Yemen's President Ali Abdullah Saleh and opposition leaders signed a long-awaited agreement Wednesday to transfer power to the country's vice president, Abed Rabbo Mansour Hadi and hold early presidential elections. The agreement could end months of protests against his 33-year rule.
Mr. Saleh and the opposition signed the agreement during a ceremony in Saudi Arabia. Saudi King Abdullah said that a new page in Yemen's history has been turned. He urged the Yemeni politicians to work to bring peace to their strife-torn country.
Mr. Saleh said his government welcomes the partnership with what he called “brothers in the opposition” to rebuild and reconstruct Yemen. He said he regrets the bloodshed during the 10-month popular uprising to overthrow him, but claimed the turmoil was the result of outside forces that have been pushing their own agenda in the Arab world.
The accord was a victory for the Gulf Cooperation Council which crafted the document and worked patiently to broker it. GCC Secretary-General Abdel Latif Zayani called the signing “historic.”
However, the agreement has not satisfied anti-government demonstrators in Yemen. After the document was signed, protesters gathered in the capital, Sana'a, to voice their displeasure with a provision that gives Mr.
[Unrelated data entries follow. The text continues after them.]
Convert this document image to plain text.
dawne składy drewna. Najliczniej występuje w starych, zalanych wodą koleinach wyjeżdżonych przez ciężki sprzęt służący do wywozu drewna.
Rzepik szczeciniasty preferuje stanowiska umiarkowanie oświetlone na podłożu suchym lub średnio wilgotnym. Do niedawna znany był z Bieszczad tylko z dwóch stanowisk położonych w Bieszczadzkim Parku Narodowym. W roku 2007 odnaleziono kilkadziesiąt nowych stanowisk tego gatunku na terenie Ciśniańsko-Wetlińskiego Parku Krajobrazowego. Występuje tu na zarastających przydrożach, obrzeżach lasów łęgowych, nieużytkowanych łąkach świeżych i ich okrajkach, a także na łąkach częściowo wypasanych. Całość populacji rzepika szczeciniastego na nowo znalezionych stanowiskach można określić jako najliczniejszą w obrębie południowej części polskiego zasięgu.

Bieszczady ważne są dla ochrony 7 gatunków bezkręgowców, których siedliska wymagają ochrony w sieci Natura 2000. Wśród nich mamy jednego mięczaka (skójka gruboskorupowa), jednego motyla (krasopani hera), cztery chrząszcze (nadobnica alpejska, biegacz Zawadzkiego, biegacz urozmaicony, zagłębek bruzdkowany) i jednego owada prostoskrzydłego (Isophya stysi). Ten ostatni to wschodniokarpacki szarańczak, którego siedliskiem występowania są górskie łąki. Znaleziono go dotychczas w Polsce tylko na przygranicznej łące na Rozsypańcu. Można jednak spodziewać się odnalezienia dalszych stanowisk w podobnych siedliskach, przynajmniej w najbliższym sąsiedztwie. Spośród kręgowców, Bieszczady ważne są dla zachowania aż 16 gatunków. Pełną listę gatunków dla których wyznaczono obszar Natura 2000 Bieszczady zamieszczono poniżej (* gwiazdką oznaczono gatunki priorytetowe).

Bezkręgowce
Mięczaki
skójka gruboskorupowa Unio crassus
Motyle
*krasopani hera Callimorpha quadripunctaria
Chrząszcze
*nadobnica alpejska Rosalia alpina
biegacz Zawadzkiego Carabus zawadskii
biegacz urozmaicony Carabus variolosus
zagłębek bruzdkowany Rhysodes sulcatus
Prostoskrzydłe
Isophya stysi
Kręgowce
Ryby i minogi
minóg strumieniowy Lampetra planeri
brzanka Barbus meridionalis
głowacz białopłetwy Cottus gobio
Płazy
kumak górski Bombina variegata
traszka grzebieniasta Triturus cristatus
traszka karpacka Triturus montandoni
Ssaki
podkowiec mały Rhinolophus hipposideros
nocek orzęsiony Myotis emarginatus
Saleh immunity from prosecution. Also, some called for his immediate departure.
U.N. Secretary-General Ban Ki-moon said Wednesday that, after the signing ceremony, Mr. Saleh planned to travel to New York to continue medical treatment for burns and other injuries suffered during a bomb attack at the presidential compound in June.
Yemeni opposition activists have been holding mass protests since January demanding an immediate end to Mr. Saleh's autocratic rule.
Hundreds of people have been killed and thousands more wounded during a government crackdown on the protests and fighting between pro-Saleh troops and opposition militiamen.
Al-Qaida-linked militants have seized control of several parts of southern Yemen as the government has struggled to contain unrest in other regions.